Ayrıca bize ulaşan bilgilerin çoğu da okullarda çalışmakta olan yerlilerdendir. Eğer o yerli yurttaşlarımız da olmasa oralarda görevli öğretmenler yalnızca yeşil elbise giymekle kalmayıp, açık biçimde şeriatçılık yapacaklardı.
Siz, yazınızda beni eleştirmekten çok kendinizi övmüşsünüz. Size yakışan da budur. Yazınızın kalan bölümünde iki özellik var. Duygu sömürüsü, din sömürüsü. Bu son iki özelliğinizin de, sizin içinde bulunduğunuz örgütle çatışan bir yanı yok. Ne mutlu ki, sizin Said-î Kürdî tarikatına girmiş olduğunuz anlaşıldıktan sonra Türklüğü sömürme işiniz azalmıştır.
Gelelim sizin ulu orta değerlendirmelerinize: Siz, Türkeli (Türkistan) 200 yıl kadar Rus yönetiminde kaldı diyorsunuz. Yanlış biliyorsunuz. Siz işte böylesi yanlışlarla yıllarca ülkücüleri bilgilendirdiniz. Duygu sömürüsü yaparak bu günlere erdiniz.
1917 yılında bütün Türkeli ile Azerbaycan’da 18.750 cami ile mescid vardı diyorsunuz. Bu bilgileri de KGB kayıtlarına dayandırıyorsunuz. Siz KGB kaynaklarına nasıl ulaşıyorsunuz? Yalan yanlış değerlendirmeler bunlar. Ayrıca, cami sözü oralarda mescid olarak geçmektedir.
Şu sizin ulu orta bilgiler sunduğunuz biçiğinizden (kitap) bir başka örnek vereyim. “Özbek ne demektir?…. Ruslar Türkistan’a girdikten sonra Özbekler’e önce sart dediler.”10 Bırakın bu ulu orta yaklaşımları. Özbekler’e ilk sart diyen Ruslar değil, Cengiz Kağan’dır. Sonuç: Turancılık ya da Türkçülük Fetullah’ın ordularının (şeriat) düşünceleri ile bağdaşmaz. Siz, Said-î Kürdî’nin risaleleri üzerine yazıp çiziniz. Türkelleri’ni Türkiye’den İslâmlaştırma çabalarınıza güzel Türklüğü bulaştırmayınız.
DİPNOTLARI
1- Twee gijzelaars in Kirgizië vrijgelaten, Metro, bet, 1. Nederland, 19 Oktober. 1999. Taliban melden successen in in offensief tegen oppositie, Vokskrant, de Guardian, AFP, AP.

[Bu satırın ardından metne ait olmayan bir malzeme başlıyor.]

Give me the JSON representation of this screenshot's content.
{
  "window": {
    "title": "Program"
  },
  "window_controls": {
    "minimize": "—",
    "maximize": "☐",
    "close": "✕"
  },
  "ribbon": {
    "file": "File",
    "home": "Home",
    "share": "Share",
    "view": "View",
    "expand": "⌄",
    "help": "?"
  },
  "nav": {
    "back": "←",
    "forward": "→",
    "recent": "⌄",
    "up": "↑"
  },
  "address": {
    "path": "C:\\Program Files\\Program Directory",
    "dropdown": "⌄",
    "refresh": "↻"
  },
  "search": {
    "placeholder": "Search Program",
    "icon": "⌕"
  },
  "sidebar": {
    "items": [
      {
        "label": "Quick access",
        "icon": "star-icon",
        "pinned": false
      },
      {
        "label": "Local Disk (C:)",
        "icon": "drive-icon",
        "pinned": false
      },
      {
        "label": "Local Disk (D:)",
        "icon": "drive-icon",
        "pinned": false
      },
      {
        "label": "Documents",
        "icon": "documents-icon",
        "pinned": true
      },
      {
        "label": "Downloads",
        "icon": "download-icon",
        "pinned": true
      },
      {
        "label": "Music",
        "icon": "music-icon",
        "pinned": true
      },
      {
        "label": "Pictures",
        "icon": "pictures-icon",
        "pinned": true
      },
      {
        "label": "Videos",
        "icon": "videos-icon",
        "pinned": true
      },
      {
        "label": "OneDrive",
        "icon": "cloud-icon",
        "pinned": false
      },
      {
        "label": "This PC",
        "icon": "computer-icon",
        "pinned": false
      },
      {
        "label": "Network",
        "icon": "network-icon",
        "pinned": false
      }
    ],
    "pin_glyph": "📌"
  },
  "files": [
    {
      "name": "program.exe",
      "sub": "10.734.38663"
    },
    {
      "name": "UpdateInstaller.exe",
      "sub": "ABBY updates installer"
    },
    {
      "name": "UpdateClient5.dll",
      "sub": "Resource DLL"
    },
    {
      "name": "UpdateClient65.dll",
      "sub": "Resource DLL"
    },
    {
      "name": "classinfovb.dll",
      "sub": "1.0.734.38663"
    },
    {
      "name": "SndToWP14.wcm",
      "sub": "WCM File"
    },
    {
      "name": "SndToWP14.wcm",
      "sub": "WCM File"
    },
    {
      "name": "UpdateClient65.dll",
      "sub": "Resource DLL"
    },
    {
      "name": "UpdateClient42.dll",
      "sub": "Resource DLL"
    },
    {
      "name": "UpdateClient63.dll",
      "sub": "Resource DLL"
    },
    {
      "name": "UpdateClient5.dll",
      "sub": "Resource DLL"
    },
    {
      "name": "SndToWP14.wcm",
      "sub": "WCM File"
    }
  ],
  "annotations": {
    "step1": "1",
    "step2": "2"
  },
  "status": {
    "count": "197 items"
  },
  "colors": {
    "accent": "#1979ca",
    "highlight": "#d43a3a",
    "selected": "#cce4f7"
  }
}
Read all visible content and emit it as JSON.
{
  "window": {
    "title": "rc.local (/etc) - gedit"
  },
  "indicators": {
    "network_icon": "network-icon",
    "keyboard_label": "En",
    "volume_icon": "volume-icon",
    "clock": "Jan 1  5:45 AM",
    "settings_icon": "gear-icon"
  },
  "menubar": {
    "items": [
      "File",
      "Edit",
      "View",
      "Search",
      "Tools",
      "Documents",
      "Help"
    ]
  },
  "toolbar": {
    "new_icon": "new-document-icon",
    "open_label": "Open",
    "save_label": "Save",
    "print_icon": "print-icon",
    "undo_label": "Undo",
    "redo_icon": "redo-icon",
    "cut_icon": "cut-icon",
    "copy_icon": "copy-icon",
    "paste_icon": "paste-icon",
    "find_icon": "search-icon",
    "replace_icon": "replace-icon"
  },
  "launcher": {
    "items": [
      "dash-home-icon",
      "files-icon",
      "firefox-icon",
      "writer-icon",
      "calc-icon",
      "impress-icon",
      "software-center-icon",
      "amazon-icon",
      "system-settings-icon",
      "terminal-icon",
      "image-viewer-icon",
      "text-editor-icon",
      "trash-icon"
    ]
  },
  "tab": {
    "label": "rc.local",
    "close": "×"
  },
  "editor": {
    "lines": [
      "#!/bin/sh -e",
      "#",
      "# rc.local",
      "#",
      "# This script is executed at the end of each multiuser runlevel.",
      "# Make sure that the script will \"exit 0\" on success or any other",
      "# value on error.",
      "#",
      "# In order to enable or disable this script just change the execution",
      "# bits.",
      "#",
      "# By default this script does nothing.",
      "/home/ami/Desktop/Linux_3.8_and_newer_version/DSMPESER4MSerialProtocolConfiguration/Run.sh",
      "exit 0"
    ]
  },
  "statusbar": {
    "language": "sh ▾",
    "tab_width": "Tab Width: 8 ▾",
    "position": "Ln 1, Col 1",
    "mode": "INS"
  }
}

2- Kadir Ayaz, Y. Bülent Bakiler’in Turancılık adı altında (şeriatçılık) çalışmaları.
3- Yavuz Bülent Bakiler, Türkistan, Türkiye Diyanet Vakfı)193, bet.67, Ankara-1996.
4- Fetullah Gülen geçmiş yıllarda “şeriatı” yayma suçundan 3 yıl yasak (ceza) almıştır.
5- Yahya Kemal Taştan, Fetullah Gülen’in Çalışmaları, Ülkücüler Nasıl aldatılıyor, Ötüken, 29/09/2000.
6- Arif Aslan, 22. Temmuz 2000’de yazdığı biçiği.
7- Bu konuyu “Fetullah Gülen’in ‘şeriat) okulları” – 2 biçimelimde (makale) açıkladım.
8- Zaman-Kazakstan, Şaymerden Tölegenulı, bet: 11, 24 şilde 1998.
9- Zaman-Kazakstan, Membet Koygeldiyev, bet 2, 7 tamız 1998.
10- Y.B. Bakiler, Türkistan, bet (sayfa) 161, Türkiye Diyanet Vakfı Yayınları/193, Ankara-1996.